I think we are pretty clearly understanding that it is no longer a question of “if” we will have huge and dangerous wildfires, but rather “when” (and just how much we may be able reduce their damage). Thus, you and I have looked at the need for, and benefits of, prescribed burns a couple times over the last few years.

You may recall the thoughts of Dale Swedburg, a passionate proponent of fire, just prior to his 2016 retirement as the Okanogan Land Manager for DFW. Over his career, Dale became a student of fire and its value to the public lands he devoted his life to protecting – lands which literally evolved as fire-dependent ecosystems. He will tell you how regular, naturally-occurring, forest fires benefit the lands and the plant communities which evolved with them. And he will remind you that the raging, super-hot and impossible-to-control megafires tearing through the overgrown forests we have created by preventing fires are almost never friends of nature – or people. Prescribed burning – properly executed – is a way of re-creating the natural periodic burns which most of the world’s forest ecosystems have known for millennia, while significantly reducing the risk of our ever-more-common megafires.

Obviously, those planning the burns on DFW-managed lands over the next couple years share Dale’s passion for controlled burns. The benefits are many.

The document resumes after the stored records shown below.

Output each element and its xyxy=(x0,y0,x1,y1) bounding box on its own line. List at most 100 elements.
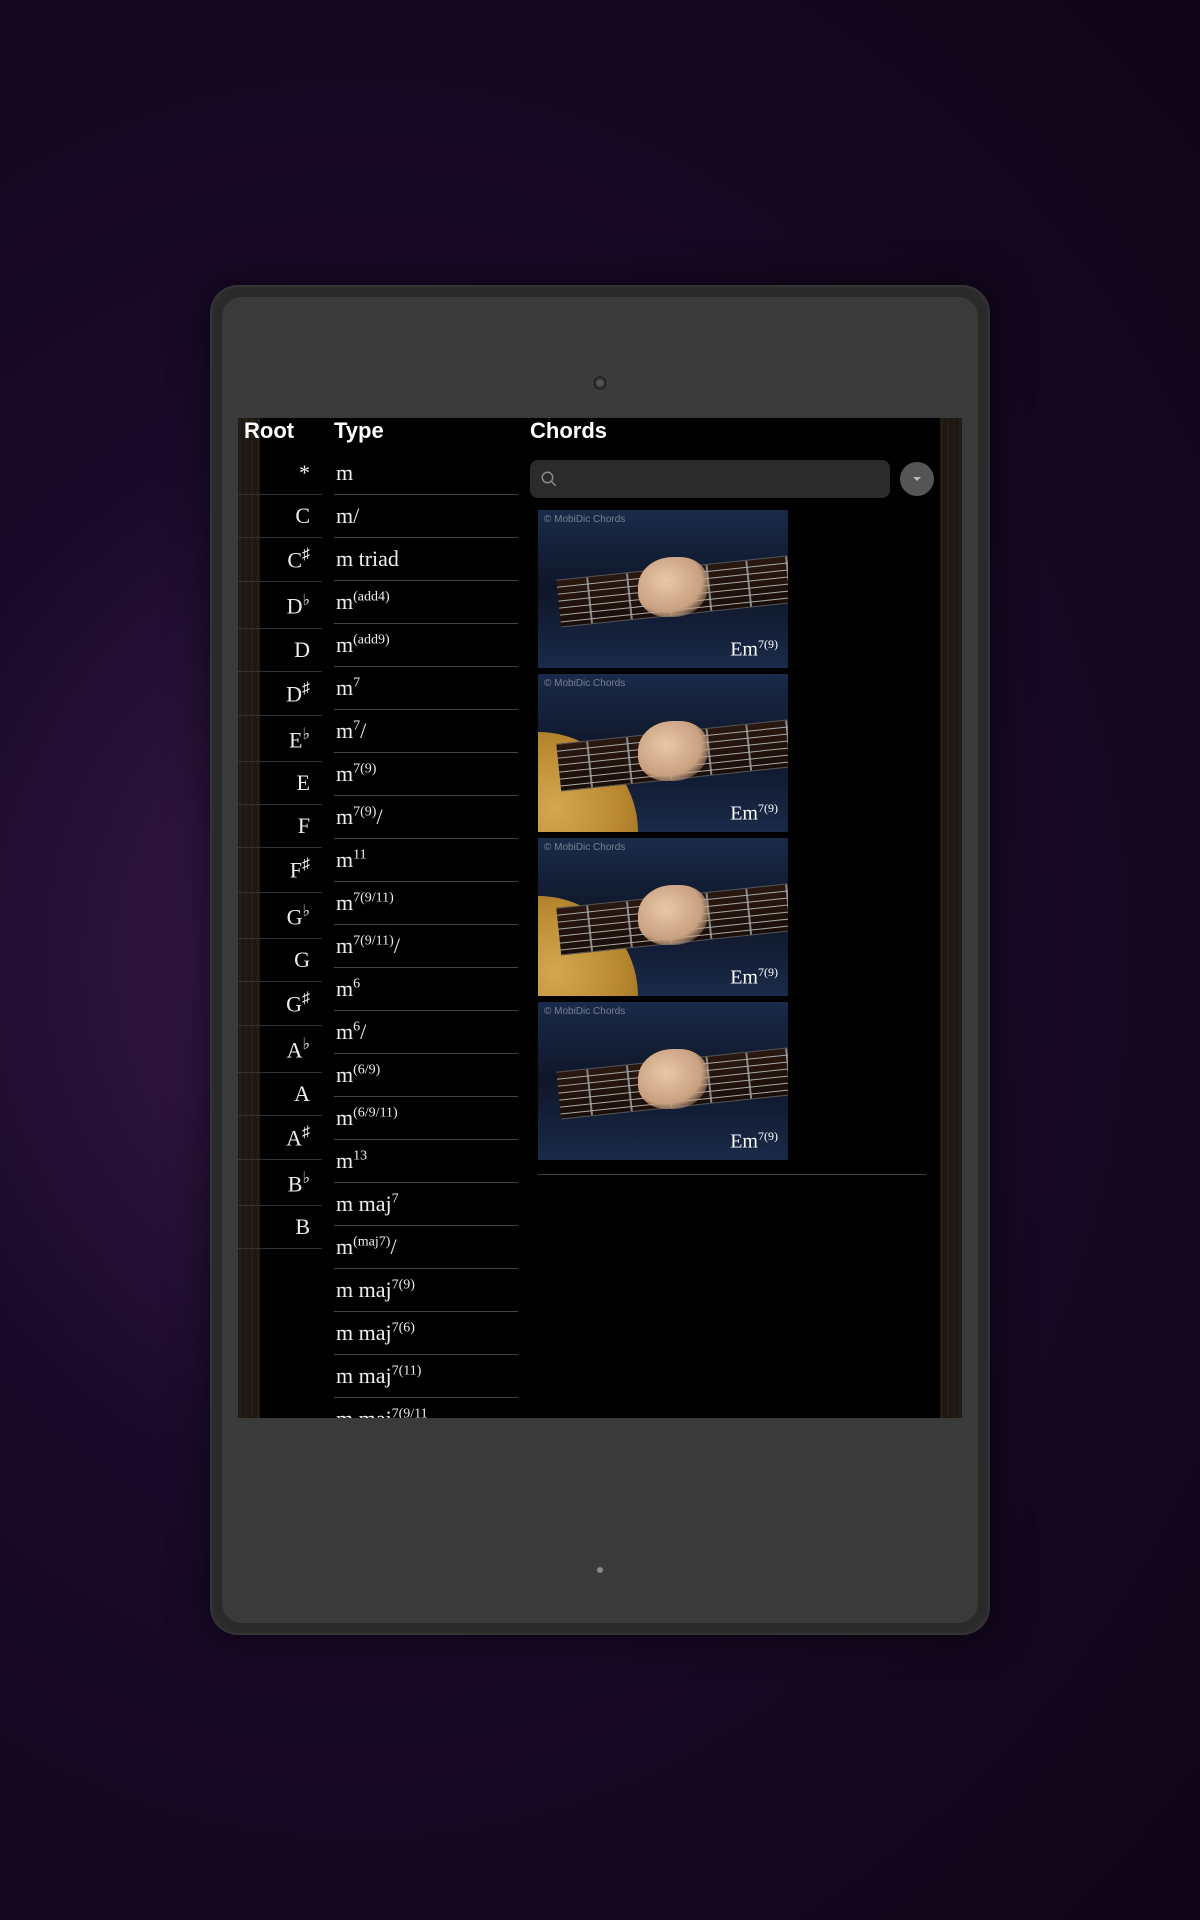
type-pre: m/ xyxy=(336,503,359,528)
type-superscript: 7 xyxy=(392,1192,399,1207)
chord-card[interactable]: © MobiDic Chords Em7(9) xyxy=(538,838,788,996)
type-item[interactable]: m7(9/11) xyxy=(334,882,518,925)
front-camera xyxy=(592,375,608,391)
column-root: Root *CC♯D♭DD♯E♭EFF♯G♭GG♯A♭AA♯B♭B xyxy=(238,418,322,1418)
root-accidental: ♭ xyxy=(302,1170,310,1187)
type-item[interactable]: m maj7(9) xyxy=(334,1269,518,1312)
chord-label: Em7(9) xyxy=(730,801,778,826)
root-item[interactable]: F xyxy=(238,805,322,848)
type-item[interactable]: m7(9)/ xyxy=(334,796,518,839)
type-pre: m maj xyxy=(336,1277,392,1302)
root-item[interactable]: A♯ xyxy=(238,1116,322,1160)
type-superscript: 7(11) xyxy=(392,1364,422,1379)
type-pre: m xyxy=(336,1234,353,1259)
type-item[interactable]: m6 xyxy=(334,968,518,1011)
root-item[interactable]: B♭ xyxy=(238,1160,322,1206)
type-item[interactable]: m(6/9/11) xyxy=(334,1097,518,1140)
tablet-bezel: Root *CC♯D♭DD♯E♭EFF♯G♭GG♯A♭AA♯B♭B Type m… xyxy=(222,297,978,1623)
type-superscript: (add9) xyxy=(353,633,390,648)
root-item[interactable]: F♯ xyxy=(238,848,322,892)
watermark: © MobiDic Chords xyxy=(544,1006,625,1017)
root-item[interactable]: E♭ xyxy=(238,716,322,762)
type-item[interactable]: m7/ xyxy=(334,710,518,753)
type-item[interactable]: m11 xyxy=(334,839,518,882)
root-item[interactable]: G♭ xyxy=(238,893,322,939)
type-item[interactable]: m7 xyxy=(334,667,518,710)
type-post: / xyxy=(394,933,400,958)
root-item[interactable]: G xyxy=(238,939,322,982)
type-item[interactable]: m7(9/11)/ xyxy=(334,925,518,968)
type-pre: m xyxy=(336,1019,353,1044)
type-superscript: (6/9/11) xyxy=(353,1106,398,1121)
root-item[interactable]: E xyxy=(238,762,322,805)
type-item[interactable]: m(maj7)/ xyxy=(334,1226,518,1269)
home-indicator xyxy=(597,1567,603,1573)
root-item[interactable]: D xyxy=(238,629,322,672)
type-superscript: 6 xyxy=(353,977,360,992)
guitarist-hand xyxy=(638,885,708,945)
tablet-frame: Root *CC♯D♭DD♯E♭EFF♯G♭GG♯A♭AA♯B♭B Type m… xyxy=(210,285,990,1635)
type-item[interactable]: m maj7(11) xyxy=(334,1355,518,1398)
chord-label-sup: 7(9) xyxy=(758,965,778,979)
chord-label-root: Em xyxy=(730,803,758,825)
guitarist-hand xyxy=(638,1049,708,1109)
chord-label-sup: 7(9) xyxy=(758,637,778,651)
column-type: Type mm/m triadm(add4)m(add9)m7m7/m7(9)m… xyxy=(328,418,518,1418)
type-superscript: (6/9) xyxy=(353,1063,380,1078)
type-item[interactable]: m(add9) xyxy=(334,624,518,667)
type-pre: m maj xyxy=(336,1320,392,1345)
root-base: B xyxy=(288,1171,303,1196)
type-item[interactable]: m/ xyxy=(334,495,518,538)
type-item[interactable]: m6/ xyxy=(334,1011,518,1054)
type-pre: m xyxy=(336,718,353,743)
chord-card[interactable]: © MobiDic Chords Em7(9) xyxy=(538,1002,788,1160)
root-base: D xyxy=(287,594,303,619)
dropdown-button[interactable] xyxy=(900,462,934,496)
root-item[interactable]: D♯ xyxy=(238,672,322,716)
search-row xyxy=(524,452,940,510)
type-superscript: (add4) xyxy=(353,590,390,605)
type-item[interactable]: m(add4) xyxy=(334,581,518,624)
type-pre: m xyxy=(336,675,353,700)
type-item[interactable]: m7(9) xyxy=(334,753,518,796)
root-base: A xyxy=(287,1038,303,1063)
app-screen: Root *CC♯D♭DD♯E♭EFF♯G♭GG♯A♭AA♯B♭B Type m… xyxy=(238,418,962,1418)
header-type: Type xyxy=(328,418,518,452)
root-item[interactable]: D♭ xyxy=(238,582,322,628)
root-item[interactable]: A xyxy=(238,1073,322,1116)
type-superscript: 11 xyxy=(353,848,366,863)
watermark: © MobiDic Chords xyxy=(544,842,625,853)
type-item[interactable]: m(6/9) xyxy=(334,1054,518,1097)
root-item[interactable]: C xyxy=(238,495,322,538)
chord-card[interactable]: © MobiDic Chords Em7(9) xyxy=(538,510,788,668)
type-item[interactable]: m maj7 xyxy=(334,1183,518,1226)
chord-label: Em7(9) xyxy=(730,637,778,662)
root-item[interactable]: B xyxy=(238,1206,322,1249)
chord-label-sup: 7(9) xyxy=(758,801,778,815)
root-item[interactable]: G♯ xyxy=(238,982,322,1026)
type-list[interactable]: mm/m triadm(add4)m(add9)m7m7/m7(9)m7(9)/… xyxy=(328,452,518,1418)
type-superscript: 7(9) xyxy=(353,805,376,820)
type-item[interactable]: m xyxy=(334,452,518,495)
root-base: A xyxy=(294,1081,310,1106)
type-pre: m xyxy=(336,589,353,614)
header-root: Root xyxy=(238,418,322,452)
type-pre: m maj xyxy=(336,1363,392,1388)
root-list[interactable]: *CC♯D♭DD♯E♭EFF♯G♭GG♯A♭AA♯B♭B xyxy=(238,452,322,1418)
chord-card[interactable]: © MobiDic Chords Em7(9) xyxy=(538,674,788,832)
type-item[interactable]: m maj7(9/11 xyxy=(334,1398,518,1418)
search-field[interactable] xyxy=(564,470,880,488)
chord-card-list[interactable]: © MobiDic Chords Em7(9) © MobiDic Chords… xyxy=(524,510,940,1166)
type-item[interactable]: m13 xyxy=(334,1140,518,1183)
root-base: D xyxy=(294,637,310,662)
search-input[interactable] xyxy=(530,460,890,498)
root-item[interactable]: * xyxy=(238,452,322,495)
type-item[interactable]: m triad xyxy=(334,538,518,581)
type-item[interactable]: m maj7(6) xyxy=(334,1312,518,1355)
root-item[interactable]: C♯ xyxy=(238,538,322,582)
type-pre: m xyxy=(336,804,353,829)
root-item[interactable]: A♭ xyxy=(238,1026,322,1072)
type-superscript: 7(9/11 xyxy=(392,1407,428,1418)
type-post: / xyxy=(360,718,366,743)
root-accidental: ♯ xyxy=(302,1124,310,1141)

One of the primary benefits of fire is the removal of all those crowded trees and ground cover (commonly called “fuels reduction”). The mechanical clearing of forests and cleanup of flammable ground cover accomplishes such fuels reduction, of course. The value of that is seen in the surge of Firewise Programs protecting families and properties around us and across the West. The challenge? There is probably not enough money anywhere to hire enough loggers to beat the natural fuels buildup in our forests. A controlled burn is faster, cheaper, and it does things no mechanical clearing can do.

In forest ecosystems, fire: reduces insect pests and disease; removes non-native species which often crowd out natives; increases forage for game and other wildlife; recycles soil nutrients; supports the growth of the trees, wildflowers, shrubs and other plants which make up a healthy ecosystem; provides better habitat for threatened and endangered species of all types; and proper (or prescribed) fire limits numbers of super-hot megafires.

Smoke, of course, is the biggest source of complaints about forest fires. Still, in the forest, a wide range of native plant species need smoke (often with heat) to properly germinate and grow. Indeed, there is some evidence of buckbrush (an important ungulate forage plant) seed lying dormant in soil for two hundred years before germinating after a fire.

The USDA Forest Service has a great site for finding research on fire effects on plants and various regimes. Check out www.feis-crs.org/feis/. At this site, you learn things that will change how your friends look at you the next time you discuss forest fires.

Of course, there are groups opposed to the use of prescribed fire. If you want a sense of the challenges, see the website of Citizens Against Polluted Air: prescribedburns.com/index.html.

Any of the fire pros will admit that smoke is the big problem – but “no fire” is not an option. Is it better to have small expected fires or unpredictable megafires?

There will be fires. Watch for the planned burns around us and in eastern Washington in the next few months. Let’s hope they do their job.